Бабушка приезжает к нам время от времени, привозит летние припасы, и мы спим с ней "валетиком" на диване, а мама на раскладушке. За стеной – папа с новой женой. Нехорошо, неладно, тесно, в груди кипит горечь и злоба, маленькое сердце разрывается от противоречивых чувств – я же не могу разлюбить папу, это невозможно…
Разваливается, конечно, и театр – какой театр, если режиссёр в состоянии войны с главной актрисой? Чёрт обожает такие ситуации и всегда стремится извлечь из них максимум возможного дерьма, потому как всё, что с приставкой "раз" – развод, раздор, развал, разлад, – всё идет от него. Была семья, был театр – и вот вам, ни семьи, ни театра.
Противоестественное сожительство длилось недолго: из Москвы приехал брат Наташи К., накричал на папу ("Ты с ума сошел?!"), и молодожёны съехали от нас, сдав мою бывшую комнатёнку по коммерческой цене новым жильцам.
Так я опять очутилась в коммуналке. Но, надо сказать, жильцы подобрались не вредные – сначала вообще жили друзья по Военмеху, тихая семейная пара, потом поселилась "тётка Ритка" – уморительнейшая бабёха, любившая слушать пластинки с советской эстрадой (Аида Ведищева!) и работавшая на ткацкой фабрике. С фабрики стройная Ритка выносила отрезы тканей, обмотанные вокруг талии. Из похищенного шила наряды, искала мужа, напевала, чуть выпивала – лёгкий, уживчивый характер.

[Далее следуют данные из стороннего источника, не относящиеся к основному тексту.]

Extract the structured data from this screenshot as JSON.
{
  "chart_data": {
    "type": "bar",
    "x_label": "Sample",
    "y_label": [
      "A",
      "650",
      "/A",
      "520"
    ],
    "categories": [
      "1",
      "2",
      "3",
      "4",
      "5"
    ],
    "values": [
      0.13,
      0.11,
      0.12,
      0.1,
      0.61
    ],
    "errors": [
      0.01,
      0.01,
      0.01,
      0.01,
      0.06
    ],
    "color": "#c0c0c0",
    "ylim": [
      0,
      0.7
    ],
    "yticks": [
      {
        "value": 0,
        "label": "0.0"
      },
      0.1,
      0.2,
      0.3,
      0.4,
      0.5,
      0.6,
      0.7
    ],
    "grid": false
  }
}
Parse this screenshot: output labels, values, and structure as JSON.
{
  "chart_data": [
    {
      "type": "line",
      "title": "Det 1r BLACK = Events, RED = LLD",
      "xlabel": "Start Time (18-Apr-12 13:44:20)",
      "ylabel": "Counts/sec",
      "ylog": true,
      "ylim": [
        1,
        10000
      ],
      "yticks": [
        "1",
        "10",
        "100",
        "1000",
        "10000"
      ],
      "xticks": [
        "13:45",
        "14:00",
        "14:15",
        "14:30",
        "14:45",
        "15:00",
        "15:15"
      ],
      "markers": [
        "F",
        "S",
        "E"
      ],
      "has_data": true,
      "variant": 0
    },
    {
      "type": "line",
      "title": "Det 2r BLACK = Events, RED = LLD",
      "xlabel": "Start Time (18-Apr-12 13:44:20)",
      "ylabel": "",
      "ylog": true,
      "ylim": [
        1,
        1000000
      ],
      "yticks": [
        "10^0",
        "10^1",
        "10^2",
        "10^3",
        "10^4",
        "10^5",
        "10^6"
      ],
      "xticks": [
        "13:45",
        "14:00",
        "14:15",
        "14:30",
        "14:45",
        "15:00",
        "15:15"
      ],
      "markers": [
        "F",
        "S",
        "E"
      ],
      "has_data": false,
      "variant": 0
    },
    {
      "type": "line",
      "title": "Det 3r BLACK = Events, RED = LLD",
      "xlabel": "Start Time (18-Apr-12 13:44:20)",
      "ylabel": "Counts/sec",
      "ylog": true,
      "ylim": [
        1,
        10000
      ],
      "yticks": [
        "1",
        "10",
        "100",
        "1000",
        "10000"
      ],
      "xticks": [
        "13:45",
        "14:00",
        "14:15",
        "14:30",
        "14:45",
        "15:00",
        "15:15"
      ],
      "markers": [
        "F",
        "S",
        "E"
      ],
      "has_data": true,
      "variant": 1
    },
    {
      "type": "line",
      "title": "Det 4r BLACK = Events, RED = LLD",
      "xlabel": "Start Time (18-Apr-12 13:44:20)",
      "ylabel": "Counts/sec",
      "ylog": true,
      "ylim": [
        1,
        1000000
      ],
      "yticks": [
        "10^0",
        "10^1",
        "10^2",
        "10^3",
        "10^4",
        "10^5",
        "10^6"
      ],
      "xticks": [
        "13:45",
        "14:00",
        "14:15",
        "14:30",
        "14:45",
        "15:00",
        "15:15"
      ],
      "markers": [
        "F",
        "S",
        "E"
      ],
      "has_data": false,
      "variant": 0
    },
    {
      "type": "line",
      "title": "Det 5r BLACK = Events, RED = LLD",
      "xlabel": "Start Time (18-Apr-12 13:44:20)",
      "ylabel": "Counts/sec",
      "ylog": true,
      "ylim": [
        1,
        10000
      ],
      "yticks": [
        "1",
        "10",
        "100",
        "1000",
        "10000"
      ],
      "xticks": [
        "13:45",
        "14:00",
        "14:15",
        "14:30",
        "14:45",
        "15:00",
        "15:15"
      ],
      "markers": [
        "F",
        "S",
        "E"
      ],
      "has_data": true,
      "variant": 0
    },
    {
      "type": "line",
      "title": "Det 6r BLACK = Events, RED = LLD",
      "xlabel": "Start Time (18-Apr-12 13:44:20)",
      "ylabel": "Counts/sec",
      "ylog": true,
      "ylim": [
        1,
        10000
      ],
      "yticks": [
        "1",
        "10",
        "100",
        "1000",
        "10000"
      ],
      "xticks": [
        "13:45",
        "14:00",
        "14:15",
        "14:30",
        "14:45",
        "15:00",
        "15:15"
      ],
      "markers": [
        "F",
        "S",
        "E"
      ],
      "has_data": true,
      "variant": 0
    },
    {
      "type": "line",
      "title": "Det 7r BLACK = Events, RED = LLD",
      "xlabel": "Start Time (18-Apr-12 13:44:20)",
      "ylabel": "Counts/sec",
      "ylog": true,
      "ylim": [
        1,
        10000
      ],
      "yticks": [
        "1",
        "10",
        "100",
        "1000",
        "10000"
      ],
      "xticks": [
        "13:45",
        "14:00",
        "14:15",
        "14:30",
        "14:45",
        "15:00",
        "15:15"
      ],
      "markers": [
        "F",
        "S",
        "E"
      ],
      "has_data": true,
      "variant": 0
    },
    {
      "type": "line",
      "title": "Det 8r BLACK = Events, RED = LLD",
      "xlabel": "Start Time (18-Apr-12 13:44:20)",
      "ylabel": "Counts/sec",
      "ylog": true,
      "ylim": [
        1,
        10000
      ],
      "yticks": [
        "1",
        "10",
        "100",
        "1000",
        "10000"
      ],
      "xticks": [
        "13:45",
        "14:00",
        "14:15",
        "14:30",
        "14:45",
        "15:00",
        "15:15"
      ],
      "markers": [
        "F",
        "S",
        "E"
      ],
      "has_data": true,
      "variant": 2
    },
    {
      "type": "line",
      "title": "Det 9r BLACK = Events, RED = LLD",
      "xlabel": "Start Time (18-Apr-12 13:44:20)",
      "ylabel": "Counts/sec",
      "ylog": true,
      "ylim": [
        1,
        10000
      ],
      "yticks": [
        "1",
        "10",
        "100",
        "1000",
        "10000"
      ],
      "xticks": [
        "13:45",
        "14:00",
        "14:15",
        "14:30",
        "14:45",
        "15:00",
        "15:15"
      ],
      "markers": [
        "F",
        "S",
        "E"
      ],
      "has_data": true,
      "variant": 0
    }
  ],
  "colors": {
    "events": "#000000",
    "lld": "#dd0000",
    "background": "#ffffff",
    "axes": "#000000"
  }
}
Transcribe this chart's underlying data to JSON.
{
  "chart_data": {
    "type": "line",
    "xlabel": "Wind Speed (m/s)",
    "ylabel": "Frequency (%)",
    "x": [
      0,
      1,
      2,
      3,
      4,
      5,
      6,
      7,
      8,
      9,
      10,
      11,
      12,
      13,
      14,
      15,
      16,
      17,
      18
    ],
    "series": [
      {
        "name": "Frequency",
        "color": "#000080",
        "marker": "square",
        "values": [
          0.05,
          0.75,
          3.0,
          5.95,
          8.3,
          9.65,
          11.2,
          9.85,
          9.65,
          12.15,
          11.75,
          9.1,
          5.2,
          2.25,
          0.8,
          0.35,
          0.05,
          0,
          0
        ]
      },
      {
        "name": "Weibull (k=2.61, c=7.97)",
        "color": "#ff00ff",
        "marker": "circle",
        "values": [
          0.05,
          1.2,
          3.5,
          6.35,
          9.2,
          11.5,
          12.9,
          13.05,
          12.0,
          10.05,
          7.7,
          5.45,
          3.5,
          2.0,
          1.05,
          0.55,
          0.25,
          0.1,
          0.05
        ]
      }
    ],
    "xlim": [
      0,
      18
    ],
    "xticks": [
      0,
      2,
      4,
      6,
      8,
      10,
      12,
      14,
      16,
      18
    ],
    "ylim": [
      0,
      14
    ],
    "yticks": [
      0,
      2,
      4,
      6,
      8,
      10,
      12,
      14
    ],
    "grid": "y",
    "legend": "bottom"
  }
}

Жизнь раскололась и завертелась, рождая всё новые происшествия. Иван из Киева померк и сгинул, но мама опять увлеклась – на сей раз вихрь страсти увлёк её в роман с Анатолием, студентом Военмеха (к тому времени мама что-то там преподавала), спелым молодым красавцем. У Анатолия имелась безумная мамаша, которая поставила целью жизни разрушить эту связь – она своими руками отдала сына в армию и добилась, что маме предложили уйти с работы. С этой поры маму стали преследовать несчастья и болезни – она слабела и не могла понять причину (потом обнаружилось ХВП, хроническое воспаление лёгких). Хотя упрямая мама храбрилась, дела наши были плохи.
Жили в коммуналке, работу мама нашла – её пристроил в конструкторское бюро (лифты, подъёмники) друг по Военмеху Лёня Вышедский, – но бюро было далеко, мама уставала. Обе любви (Иван и Анатолий) закончились полным крахом.
Мне категорически не нравился иногда появлявшийся в нашей квартире Анатолий – не из-за личных качеств, которых у него, здоровяка-красавца, и в помине не было, но из-за тесноты общего житья (иногда он оставался ночевать, спал с мамой на раскладушке, и, не вовремя проснувшись, можно было услышать…). Но в целом я обнаружила, что развод и разлад – почти что норма жизни. В разводе были и родители Иры Порошиной, и родители Лены Ким, притом их мамы завели отчимов, и ничего. Ощущение катастрофы притушилось, затаилось. Жизнь с самого начала не сулила мне ничего лёгкого и радостного – ну вот и начинает сбываться.